Homeschoolers have chosen their route for a variety of reasons, including the fact that their gifted child didn’t fit in a school classroom. But even homeschoolers of children not identified as gifted can have valuable advice for teachers in the classroom.
1. It is possible—and even rewarding—to teach children at a variety of academic levels in the same room.
Homeschoolers who have more than one child are likely to be teaching a wider range of skills in one day than any public school teacher. Of course, they have fewer students, but the techniques they have learned to teach their children can be adapted to the classroom.
Many teachers are resistant to learning about differentiation in the classroom. But homeschoolers embrace differentiation as fundamental to education. For example, a homeschooling family approaches a science experiment like sprouting beans with the attitude that everyone can learn at their own level:
The youngest child would simply enjoy the wonder of watching her small, dry bean split then push out life with the simple addition of water.
The younger elementary child will be expected to keep a calendar of observations: how long did it take the seed to split? What part of the plant came out first? If the seed was upside-down, which direction did the sprout grow?
The advanced elementary child would be expected to learn more about the growth cycle, do more detailed drawings with labels, and perhaps make predictions about how conditions would effect the growing plant.
The middle school-aged child would use the scientific method to design an experiment; for example, growing seeds in different amounts of sunshine or with different amounts of water. He would do diagrams, chart growth, and finally, write a paper based on his findings.
Each child does the same basic experiment, but expectations of performance are based on the skills, knowledge, and abilities going in, not the fact that the children happen to attend school in the same location.
2. The teacher doesn’t have to be an expert in something to teach it.
Homeschoolers are famous for learning from their children. No homeschooler starts on the journey thinking that he or she knows everything the children will need to learn.
Teachers, on the other hand, are supposed to master curriculum then teach it. The arrival of a gifted learner can upset the classroom balance if he knows more than the other kids, has mastered all the available curriculum, and may even surpass the teacher’s knowledge in a subject.
Homeschooling parents see themselves as guides and see each child’s natural inquisitiveness as a challenge. When one of their children excels in an area, they don’t ask her to slow down, to wait for other kids, or to do the same things she has mastered over and over.
Again, a homeschooler is likely to be guide to many fewer children than a classroom teacher, but a teacher who sees herself as a guide rather than the repository of knowledge will find dealing with a gifted child easier and also more fulfilling.
3. All children are asynchronous learners.
Teachers learn a falsehood that is reinforced over and over by our school system, our curriculum, and our standards.

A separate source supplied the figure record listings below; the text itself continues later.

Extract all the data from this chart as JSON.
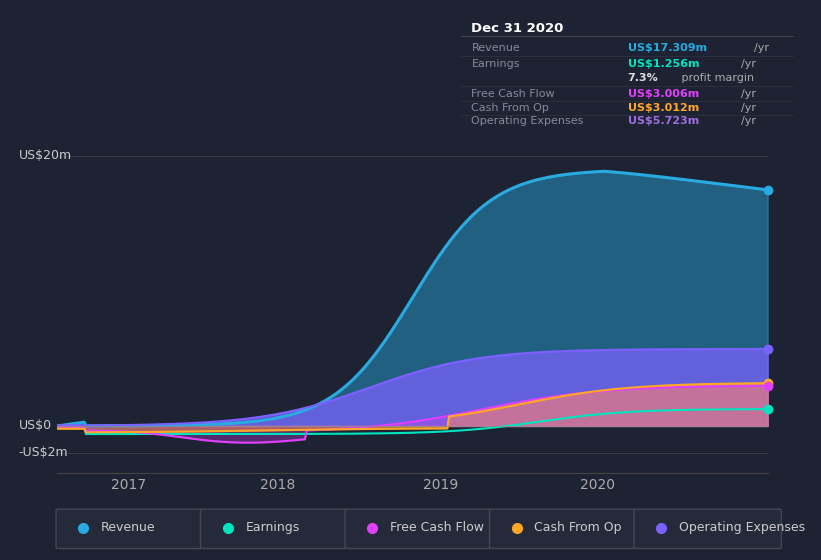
{
  "background_color": "#1e2333",
  "plot_bg_color": "#1e2333",
  "title": "Dec 31 2020",
  "ylabel_20m": "US$20m",
  "ylabel_0": "US$0",
  "ylabel_neg2m": "-US$2m",
  "xticks": [
    "2017",
    "2018",
    "2019",
    "2020"
  ],
  "series_colors": {
    "revenue": "#29abe2",
    "earnings": "#00e5c0",
    "free_cash_flow": "#e040fb",
    "cash_from_op": "#ffa726",
    "operating_expenses": "#7b61ff"
  },
  "legend_items": [
    {
      "label": "Revenue",
      "color": "#29abe2"
    },
    {
      "label": "Earnings",
      "color": "#00e5c0"
    },
    {
      "label": "Free Cash Flow",
      "color": "#e040fb"
    },
    {
      "label": "Cash From Op",
      "color": "#ffa726"
    },
    {
      "label": "Operating Expenses",
      "color": "#7b61ff"
    }
  ],
  "info_box": {
    "title": "Dec 31 2020",
    "rows": [
      {
        "label": "Revenue",
        "value": "US$17.309m",
        "unit": "/yr",
        "color": "#29abe2"
      },
      {
        "label": "Earnings",
        "value": "US$1.256m",
        "unit": "/yr",
        "color": "#00e5c0"
      },
      {
        "label": "",
        "value": "7.3%",
        "unit": " profit margin",
        "color": "#ffffff"
      },
      {
        "label": "Free Cash Flow",
        "value": "US$3.006m",
        "unit": "/yr",
        "color": "#e040fb"
      },
      {
        "label": "Cash From Op",
        "value": "US$3.012m",
        "unit": "/yr",
        "color": "#ffa726"
      },
      {
        "label": "Operating Expenses",
        "value": "US$5.723m",
        "unit": "/yr",
        "color": "#9c6fde"
      }
    ]
  }
}
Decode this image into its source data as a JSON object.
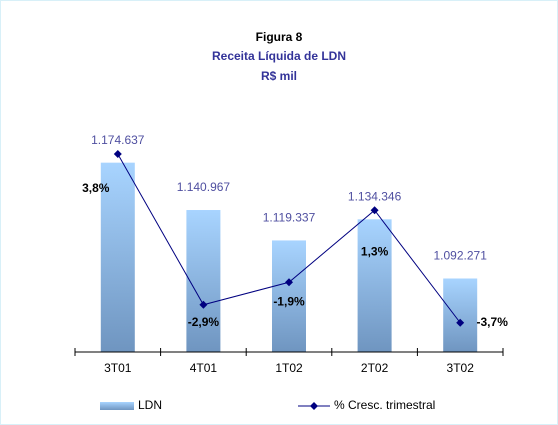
{
  "chart_data": {
    "type": "bar_line",
    "title": "Figura 8",
    "subtitle": "Receita Líquida de LDN",
    "unit_label": "R$ mil",
    "categories": [
      "3T01",
      "4T01",
      "1T02",
      "2T02",
      "3T02"
    ],
    "series": [
      {
        "name": "LDN",
        "type": "bar",
        "color": "#99ccff",
        "values": [
          1174637,
          1140967,
          1119337,
          1134346,
          1092271
        ],
        "value_labels": [
          "1.174.637",
          "1.140.967",
          "1.119.337",
          "1.134.346",
          "1.092.271"
        ]
      },
      {
        "name": "% Cresc. trimestral",
        "type": "line",
        "color": "#000080",
        "axis": "y2",
        "values": [
          3.8,
          -2.9,
          -1.9,
          1.3,
          -3.7
        ],
        "value_labels": [
          "3,8%",
          "-2,9%",
          "-1,9%",
          "1,3%",
          "-3,7%"
        ]
      }
    ],
    "ylim": [
      1040000,
      1200000
    ],
    "y2lim": [
      -5,
      5
    ],
    "legend": "bottom"
  }
}
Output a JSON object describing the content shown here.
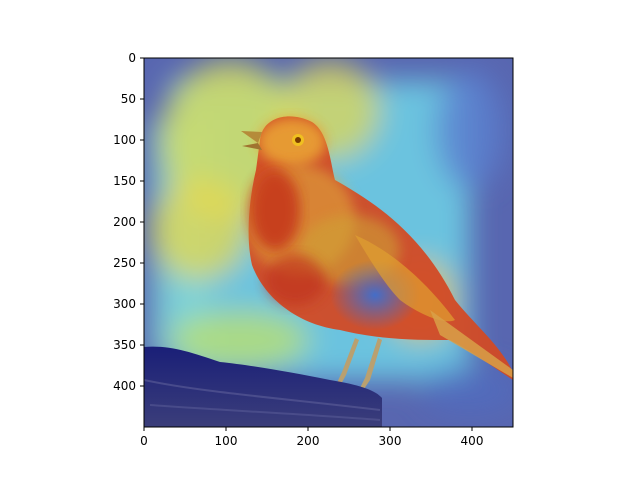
{
  "image": {
    "subject": "bird-photo",
    "overlay": "jet-colormap-saliency-heatmap"
  },
  "axes": {
    "x_range": [
      0,
      450
    ],
    "y_range": [
      0,
      450
    ],
    "y_inverted": true,
    "x_ticks": [
      0,
      100,
      200,
      300,
      400
    ],
    "y_ticks": [
      0,
      50,
      100,
      150,
      200,
      250,
      300,
      350,
      400
    ],
    "x_tick_labels": [
      "0",
      "100",
      "200",
      "300",
      "400"
    ],
    "y_tick_labels": [
      "0",
      "50",
      "100",
      "150",
      "200",
      "250",
      "300",
      "350",
      "400"
    ]
  },
  "colors": {
    "axis": "#000000",
    "background": "#ffffff",
    "heat_low": "#2b3fa0",
    "heat_mid_cyan": "#6fd3e8",
    "heat_mid_yellow": "#e8d84a",
    "heat_high": "#d22a1a"
  }
}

This falsehood is that children learn at the same rate, and that there is a natural order to how things must be learned.
Every homeschooler learns the truth sooner or later, and it’s his children who teach him.
All children are asynchronous. They all learn at different rates and are ready to learn some information at different times. There is nothing “wrong” with a gifted third-grader who has no interested in memorizing math facts but is fascinated with algebraic equations.
A classroom that is set up with the expectation that children will fall easily in step with the theory the teacher believes in will fail for gifted learners. Gifted learners stick out because they are more different than other children, not because the other children are not different, as well.
A classroom set up to nurture gifted learners will emphasize learning and de-emphasize evenly spaced progression through curriculum. A teacher who wants to nurture his gifted learners will respond to their passions by encouraging rather than trying to stifle them.
4. The digital age is here and should be embraced.
Teachers of today are still teaching in the classroom of yesterday. Teachers depend on textbooks and passive students rather than dynamic learning and proactive students.
Homeschoolers are finding less and less to love in textbooks, and more and more to love online. New digital technology offers instruction tailored to every type of learner. Much of it is free.
Instead of dismissing kids’ web surfing as a waste of time, teachers can encourage their gifted learners to deepen their classroom experience through online exploration. While learners with remedial needs get more classroom instruction, the gifted learners could watch National Geographic programs about their current social studies topic, learn new math skills for free on Khan Academy, and attain useful skills like typing from the BBC.